Submission Guidelines

Editorial Policy

Rhetoric & Public Affairs is an interdisciplinary journal devoted to the history, theory, and criticism of public discourse. Traditional arenas of rhetorical investigation including executive leadership, diplomacy, political campaigns, judicial and legislative deliberations, and public policy debate. Critical, analytical, or interpretive essays that examine particular instances of symbolic inducement in any historical period are welcome. Of special interest are manuscripts that explore the nexus of rhetoric, politics, and ethics—the worlds of persuasion, power, and social values as they meet in the crucible of public debate and deliberation.

All manuscripts submitted for publication consideration must be original work that has not been published previously and is not currently under review by any other publication outlet.

Manuscript Preparation and Submission

To prepare your article for submission and publication, please refer to the R&PA style guide and author checklist.

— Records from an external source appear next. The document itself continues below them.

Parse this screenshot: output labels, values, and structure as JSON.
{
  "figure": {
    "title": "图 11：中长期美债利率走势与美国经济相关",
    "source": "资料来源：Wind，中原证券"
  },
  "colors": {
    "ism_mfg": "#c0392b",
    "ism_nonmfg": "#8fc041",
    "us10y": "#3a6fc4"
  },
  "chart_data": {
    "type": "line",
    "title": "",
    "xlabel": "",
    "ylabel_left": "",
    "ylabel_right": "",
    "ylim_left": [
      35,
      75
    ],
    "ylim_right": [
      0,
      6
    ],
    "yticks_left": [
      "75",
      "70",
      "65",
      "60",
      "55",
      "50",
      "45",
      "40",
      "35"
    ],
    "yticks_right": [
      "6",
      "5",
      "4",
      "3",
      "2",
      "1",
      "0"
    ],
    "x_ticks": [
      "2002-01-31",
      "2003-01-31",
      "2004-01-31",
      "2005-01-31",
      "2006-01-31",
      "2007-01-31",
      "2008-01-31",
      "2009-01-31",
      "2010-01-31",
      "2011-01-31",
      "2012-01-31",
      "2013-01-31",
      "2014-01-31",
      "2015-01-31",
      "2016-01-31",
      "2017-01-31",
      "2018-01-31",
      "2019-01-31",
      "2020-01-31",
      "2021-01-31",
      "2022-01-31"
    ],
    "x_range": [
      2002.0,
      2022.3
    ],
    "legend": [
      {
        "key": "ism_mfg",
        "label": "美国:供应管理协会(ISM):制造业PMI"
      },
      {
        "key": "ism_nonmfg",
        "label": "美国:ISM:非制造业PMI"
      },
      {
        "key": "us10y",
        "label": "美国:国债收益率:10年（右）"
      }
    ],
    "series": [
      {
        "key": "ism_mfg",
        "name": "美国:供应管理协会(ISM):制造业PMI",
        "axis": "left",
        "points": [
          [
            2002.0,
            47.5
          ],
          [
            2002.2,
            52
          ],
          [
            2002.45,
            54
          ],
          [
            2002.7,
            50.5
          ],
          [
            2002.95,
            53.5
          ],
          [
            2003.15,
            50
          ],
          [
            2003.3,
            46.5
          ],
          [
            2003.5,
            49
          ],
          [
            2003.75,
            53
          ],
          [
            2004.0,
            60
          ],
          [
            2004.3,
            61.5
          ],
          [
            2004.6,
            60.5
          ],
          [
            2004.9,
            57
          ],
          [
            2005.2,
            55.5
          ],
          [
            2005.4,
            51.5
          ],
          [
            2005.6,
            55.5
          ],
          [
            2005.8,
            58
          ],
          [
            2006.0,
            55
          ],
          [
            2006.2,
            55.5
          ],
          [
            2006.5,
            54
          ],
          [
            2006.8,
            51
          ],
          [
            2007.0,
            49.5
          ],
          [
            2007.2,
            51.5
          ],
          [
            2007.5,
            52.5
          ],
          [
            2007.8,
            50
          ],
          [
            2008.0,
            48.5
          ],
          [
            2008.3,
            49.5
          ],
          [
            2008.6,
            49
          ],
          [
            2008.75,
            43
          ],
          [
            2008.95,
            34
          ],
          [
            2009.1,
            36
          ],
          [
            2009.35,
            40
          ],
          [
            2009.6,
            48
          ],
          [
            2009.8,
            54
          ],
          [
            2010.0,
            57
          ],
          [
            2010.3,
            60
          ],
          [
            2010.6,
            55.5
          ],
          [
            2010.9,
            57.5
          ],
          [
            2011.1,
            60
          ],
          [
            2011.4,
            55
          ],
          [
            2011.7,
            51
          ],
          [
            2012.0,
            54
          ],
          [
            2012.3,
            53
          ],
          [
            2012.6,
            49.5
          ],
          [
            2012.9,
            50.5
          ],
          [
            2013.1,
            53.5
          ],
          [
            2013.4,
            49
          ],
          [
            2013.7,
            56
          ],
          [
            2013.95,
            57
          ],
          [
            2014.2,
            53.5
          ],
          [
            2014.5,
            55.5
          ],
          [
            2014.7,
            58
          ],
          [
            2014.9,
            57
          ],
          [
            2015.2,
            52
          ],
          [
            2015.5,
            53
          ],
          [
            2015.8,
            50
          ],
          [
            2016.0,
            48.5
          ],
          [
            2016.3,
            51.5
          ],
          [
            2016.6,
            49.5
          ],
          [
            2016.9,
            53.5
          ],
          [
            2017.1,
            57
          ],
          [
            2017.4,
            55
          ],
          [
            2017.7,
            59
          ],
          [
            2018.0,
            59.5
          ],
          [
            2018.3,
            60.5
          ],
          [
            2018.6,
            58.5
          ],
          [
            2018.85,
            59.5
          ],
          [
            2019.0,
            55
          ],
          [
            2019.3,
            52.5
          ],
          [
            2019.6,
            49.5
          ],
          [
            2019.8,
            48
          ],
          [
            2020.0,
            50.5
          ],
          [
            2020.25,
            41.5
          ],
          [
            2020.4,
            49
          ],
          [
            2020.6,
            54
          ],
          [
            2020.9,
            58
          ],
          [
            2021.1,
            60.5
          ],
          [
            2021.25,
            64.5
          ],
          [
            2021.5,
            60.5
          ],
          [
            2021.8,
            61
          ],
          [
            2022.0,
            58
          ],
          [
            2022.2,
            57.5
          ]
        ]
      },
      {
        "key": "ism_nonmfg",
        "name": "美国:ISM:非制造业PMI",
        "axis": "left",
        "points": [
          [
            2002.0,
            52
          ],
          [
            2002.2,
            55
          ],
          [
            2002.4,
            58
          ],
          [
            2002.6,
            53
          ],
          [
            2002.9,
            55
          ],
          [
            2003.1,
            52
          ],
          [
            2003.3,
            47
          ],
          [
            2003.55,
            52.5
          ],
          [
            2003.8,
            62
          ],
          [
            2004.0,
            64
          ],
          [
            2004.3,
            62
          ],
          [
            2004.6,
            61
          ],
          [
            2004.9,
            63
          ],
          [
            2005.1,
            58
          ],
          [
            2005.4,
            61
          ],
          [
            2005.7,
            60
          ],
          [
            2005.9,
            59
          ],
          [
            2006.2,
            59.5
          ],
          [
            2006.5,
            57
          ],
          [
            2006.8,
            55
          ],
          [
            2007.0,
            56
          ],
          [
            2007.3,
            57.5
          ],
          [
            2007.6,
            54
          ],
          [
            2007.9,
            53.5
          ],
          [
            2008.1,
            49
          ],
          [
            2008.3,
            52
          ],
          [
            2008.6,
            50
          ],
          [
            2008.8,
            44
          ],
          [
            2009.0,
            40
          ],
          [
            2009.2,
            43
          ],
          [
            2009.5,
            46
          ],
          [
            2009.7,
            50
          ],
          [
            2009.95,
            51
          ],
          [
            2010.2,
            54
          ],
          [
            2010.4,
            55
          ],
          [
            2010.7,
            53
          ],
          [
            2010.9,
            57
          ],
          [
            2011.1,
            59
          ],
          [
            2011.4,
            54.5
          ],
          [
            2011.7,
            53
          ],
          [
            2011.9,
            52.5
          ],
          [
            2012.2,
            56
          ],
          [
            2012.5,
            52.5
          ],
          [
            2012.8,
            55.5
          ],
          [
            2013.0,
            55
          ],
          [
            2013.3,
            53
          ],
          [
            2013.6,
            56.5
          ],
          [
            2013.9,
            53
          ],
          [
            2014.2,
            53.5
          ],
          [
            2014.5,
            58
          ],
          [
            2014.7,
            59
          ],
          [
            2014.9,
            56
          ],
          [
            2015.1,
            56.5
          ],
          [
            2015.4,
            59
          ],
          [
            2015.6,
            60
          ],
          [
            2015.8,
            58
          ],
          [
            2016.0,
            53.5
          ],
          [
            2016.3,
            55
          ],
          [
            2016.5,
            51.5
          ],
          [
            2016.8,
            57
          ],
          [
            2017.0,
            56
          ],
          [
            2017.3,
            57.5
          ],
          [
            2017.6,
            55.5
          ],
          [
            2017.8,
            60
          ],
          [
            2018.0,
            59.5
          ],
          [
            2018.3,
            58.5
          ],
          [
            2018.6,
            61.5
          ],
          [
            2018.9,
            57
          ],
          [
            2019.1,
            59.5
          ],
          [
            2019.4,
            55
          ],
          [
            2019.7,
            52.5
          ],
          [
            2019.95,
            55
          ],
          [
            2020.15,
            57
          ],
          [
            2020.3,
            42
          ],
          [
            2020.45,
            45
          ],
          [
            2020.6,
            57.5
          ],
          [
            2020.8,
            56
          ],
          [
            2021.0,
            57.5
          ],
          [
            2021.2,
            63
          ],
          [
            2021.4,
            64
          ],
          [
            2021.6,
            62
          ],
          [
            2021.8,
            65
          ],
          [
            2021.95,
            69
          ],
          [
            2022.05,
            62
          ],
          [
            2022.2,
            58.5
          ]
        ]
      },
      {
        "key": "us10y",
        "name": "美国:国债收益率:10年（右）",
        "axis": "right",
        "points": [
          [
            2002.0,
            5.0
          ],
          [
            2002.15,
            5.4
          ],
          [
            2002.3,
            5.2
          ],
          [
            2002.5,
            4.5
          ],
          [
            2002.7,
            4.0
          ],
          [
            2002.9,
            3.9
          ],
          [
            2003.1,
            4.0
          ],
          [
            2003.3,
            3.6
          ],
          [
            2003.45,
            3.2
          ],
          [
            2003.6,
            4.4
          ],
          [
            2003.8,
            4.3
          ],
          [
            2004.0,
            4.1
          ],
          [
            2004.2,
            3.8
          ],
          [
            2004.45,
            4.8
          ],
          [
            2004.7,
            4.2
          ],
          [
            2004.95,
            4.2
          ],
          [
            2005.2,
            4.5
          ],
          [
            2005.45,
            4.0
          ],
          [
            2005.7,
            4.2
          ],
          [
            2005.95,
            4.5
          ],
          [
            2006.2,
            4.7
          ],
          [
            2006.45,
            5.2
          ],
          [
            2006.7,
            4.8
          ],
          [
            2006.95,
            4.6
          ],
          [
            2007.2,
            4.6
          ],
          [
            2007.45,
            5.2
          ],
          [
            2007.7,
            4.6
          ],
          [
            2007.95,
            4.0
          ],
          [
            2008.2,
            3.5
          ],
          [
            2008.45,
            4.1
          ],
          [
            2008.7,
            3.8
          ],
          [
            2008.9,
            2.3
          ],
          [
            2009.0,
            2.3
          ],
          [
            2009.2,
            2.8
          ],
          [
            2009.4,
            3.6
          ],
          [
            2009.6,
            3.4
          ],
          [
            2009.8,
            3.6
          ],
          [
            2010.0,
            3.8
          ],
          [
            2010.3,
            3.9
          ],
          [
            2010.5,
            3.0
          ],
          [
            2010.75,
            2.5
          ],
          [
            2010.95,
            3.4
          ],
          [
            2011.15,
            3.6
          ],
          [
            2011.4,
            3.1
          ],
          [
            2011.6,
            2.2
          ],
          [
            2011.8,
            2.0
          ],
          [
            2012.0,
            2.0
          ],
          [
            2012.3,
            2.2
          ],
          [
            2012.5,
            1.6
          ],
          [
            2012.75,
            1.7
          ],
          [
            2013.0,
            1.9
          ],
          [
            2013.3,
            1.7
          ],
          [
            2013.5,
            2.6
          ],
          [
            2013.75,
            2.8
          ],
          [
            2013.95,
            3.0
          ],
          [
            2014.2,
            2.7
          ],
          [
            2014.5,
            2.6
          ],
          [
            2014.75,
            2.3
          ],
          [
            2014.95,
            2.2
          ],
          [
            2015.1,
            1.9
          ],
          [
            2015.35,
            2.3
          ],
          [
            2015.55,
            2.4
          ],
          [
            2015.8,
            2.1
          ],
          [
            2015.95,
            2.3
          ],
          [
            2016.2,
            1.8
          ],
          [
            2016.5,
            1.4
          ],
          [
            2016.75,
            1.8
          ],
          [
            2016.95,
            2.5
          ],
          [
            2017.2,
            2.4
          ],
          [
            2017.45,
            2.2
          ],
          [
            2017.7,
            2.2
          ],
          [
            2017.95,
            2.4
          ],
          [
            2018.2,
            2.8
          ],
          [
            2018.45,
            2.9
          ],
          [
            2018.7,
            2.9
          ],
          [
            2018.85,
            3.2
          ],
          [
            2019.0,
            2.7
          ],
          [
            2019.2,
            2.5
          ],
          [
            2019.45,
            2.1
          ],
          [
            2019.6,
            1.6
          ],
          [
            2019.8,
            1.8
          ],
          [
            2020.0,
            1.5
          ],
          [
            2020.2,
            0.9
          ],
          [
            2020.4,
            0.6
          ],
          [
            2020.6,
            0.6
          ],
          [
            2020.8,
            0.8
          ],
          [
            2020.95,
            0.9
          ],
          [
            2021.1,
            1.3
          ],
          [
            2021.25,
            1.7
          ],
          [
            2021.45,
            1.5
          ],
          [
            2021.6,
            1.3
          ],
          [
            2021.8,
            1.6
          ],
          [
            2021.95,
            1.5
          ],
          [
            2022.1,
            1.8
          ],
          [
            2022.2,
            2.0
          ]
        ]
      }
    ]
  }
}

Submit all manuscripts as email attachments in Word. Send original submissions to Martin J. Medhurst at Manuscripts prepared according to any standard style sheet will be reviewed. However, all manuscripts accepted for publication must be brought into conformity with the Chicago Manual of Style, and follow the “documentary endnote” reference style (see chapter 14). The entire manuscript should be double-spaced, using standard margins on all sides and numbering pages consecutively.

Articles accepted for publication cannot go to print without a signed Author Publishing Agreement; please submit this document to the editor along with your final manuscript.

Images & Derivative Materials: It is the author/researcher’s obligation and responsibility to determine and satisfy copyright and/or other use restrictions prior to submitting materials to MSU Press for publication. Citations, permissions, and captions are required upon submission for all images. Use the R&PA Permission Request Letter to obtain permission from the rightsholder—we cannot publish such materials until written clearance is obtained.  Electronic files are accepted; all images must be minimum 300 dpi at planned publication size.

Endnotes: Double-space, beginning on a separate page following the last page of text. Endnotes should be numbered consecutively; these numbers must correspond to those in the text. Endnote style for all manuscripts accepted for publication follows The Chicago Manual of Style.



Karlyn Kohrs Campbell and Kathleen Hall Jamieson, Deeds Done in Words: Presidential Rhetoric and the Genres of Governance (Chicago: University of Chicago Press, 1990), 10–12.


H. W. Brands, “The Age of Vulnerability: Eisenhower and the National Insecurity State,” American Historical Review 94 (1989): 963–89.


Fred Greenstein, “Eisenhower’s Leadership Style,” in Eisenhower: A Centenary Assessment, ed. Gunter Bischof & Stephen E. Ambrose (Baton Rouge: Louisiana State University Press, 1995), 55–63.


  • Campbell and Jamieson, Deeds Done in Words, 10.
  • Brands, “Age of Vulnerability,” 963.
  • Greenstein, “Eisenhower’s Leadership Style,” in Eisenhower, 55.